Of the two ways, activism is the one that gets the most attention in the church, but it is neither the first nor the most important. Most people focus on the one that they feel most at home in, and most of us are far more comfortable performing in sight of the world than in the presence of God alone. But it is just as important to learn patience and stillness as to learn being active and forceful. Without the one, we cannot have the other.

Submission isn’t just something people of faith do. We all have something on which we stand, that we do not question, but accept. An atheist has faith in the supremacy of reason,  the ability to see beyond the deceptions of the heart and cultural bias, and arrive at what is “true.” This is an illusion, of course; he can be just as enslaved  by his own cultural bias as any fervent believer, and has offered himself in submission to that bias without even noticing. A greedy person submits self to the pursuit of money and power without ever questioning whether or not they are worth it, and acts upon the presupposition of the value of wealth.

Activism is the logical outplaying of faith in the world. To paraphrase James, “Faith that does not express itself in outer behavior is dead faith.” As long as we live in the world, we are active.  What we are active doing reveals what is our actual faith. If our bodies behave in one way and our heart believes in another, our heart is deceived, while our bodies tell the truth.

Our faith is expressed in what we do. That is why the disciplines of the faith are so important.
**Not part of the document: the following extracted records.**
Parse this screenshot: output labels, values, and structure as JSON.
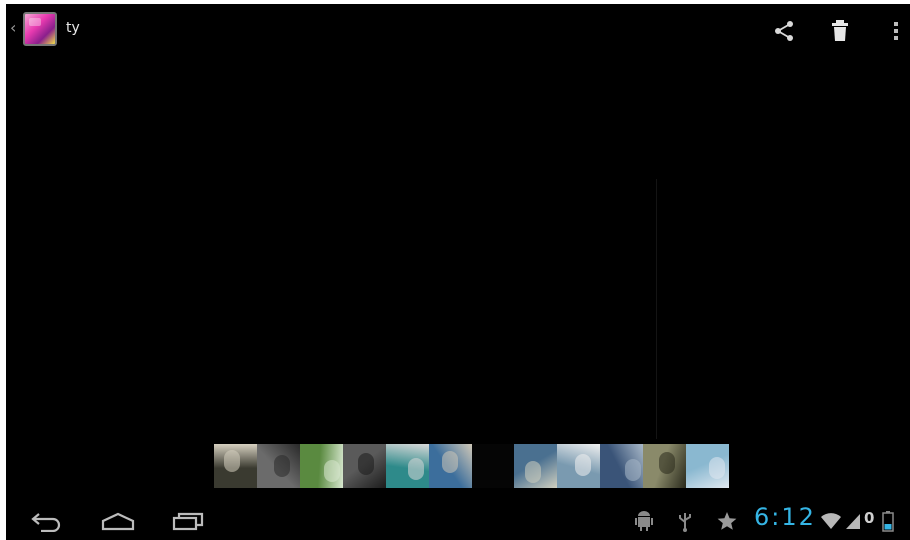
{
  "action_bar": {
    "album_title": "ty",
    "icons": [
      "app-gallery-icon",
      "share-icon",
      "trash-icon",
      "overflow-menu-icon"
    ]
  },
  "filmstrip": {
    "count": 12,
    "thumbnails": [
      {
        "name": "photo-1",
        "bg": "#3a3a30",
        "accent": "#d6d0c0"
      },
      {
        "name": "photo-2",
        "bg": "#6b6b6b",
        "accent": "#2a2a2a"
      },
      {
        "name": "photo-3",
        "bg": "#5a8a40",
        "accent": "#d8e8d0"
      },
      {
        "name": "photo-4",
        "bg": "#5a5a5a",
        "accent": "#1c1c1c"
      },
      {
        "name": "photo-5",
        "bg": "#2e8a8a",
        "accent": "#d8d8d8"
      },
      {
        "name": "photo-6",
        "bg": "#3c6e9c",
        "accent": "#d0c8b8"
      },
      {
        "name": "photo-7",
        "bg": "#050505",
        "accent": "#050505"
      },
      {
        "name": "photo-8",
        "bg": "#4a7090",
        "accent": "#d0d0c0"
      },
      {
        "name": "photo-9",
        "bg": "#7a9ab0",
        "accent": "#f0f0f0"
      },
      {
        "name": "photo-10",
        "bg": "#3a5478",
        "accent": "#a8b8c8"
      },
      {
        "name": "photo-11",
        "bg": "#8a8a6a",
        "accent": "#2a2a1c"
      },
      {
        "name": "photo-12",
        "bg": "#8ab8d0",
        "accent": "#e0e8f0"
      }
    ]
  },
  "system_bar": {
    "clock": "6:12",
    "battery_label": "0",
    "nav_icons": [
      "back-icon",
      "home-icon",
      "recent-apps-icon"
    ],
    "status_icons": [
      "android-debug-icon",
      "usb-icon",
      "star-icon",
      "wifi-icon",
      "signal-icon",
      "battery-icon"
    ]
  },
  "colors": {
    "accent": "#35b5e5",
    "background": "#000000",
    "icon": "#d9d9d9"
  }
}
The disciplines of the Christian life include prayer, Bible study, journaling, meditation, praise, confession, forgiveness, silence, solitude, Sabbath, tithing, simplicity, celebration, and giving thanks. The depth of our relationship with God is mostly determined not by how we think about Him or feel about Him, but from our willingness to submit to Him by developing godly habits, or exercises. These habits have the power to bring us closer to Him in ways that thinking and feeling do not. By practicing these habits regularly, they become a means of grace.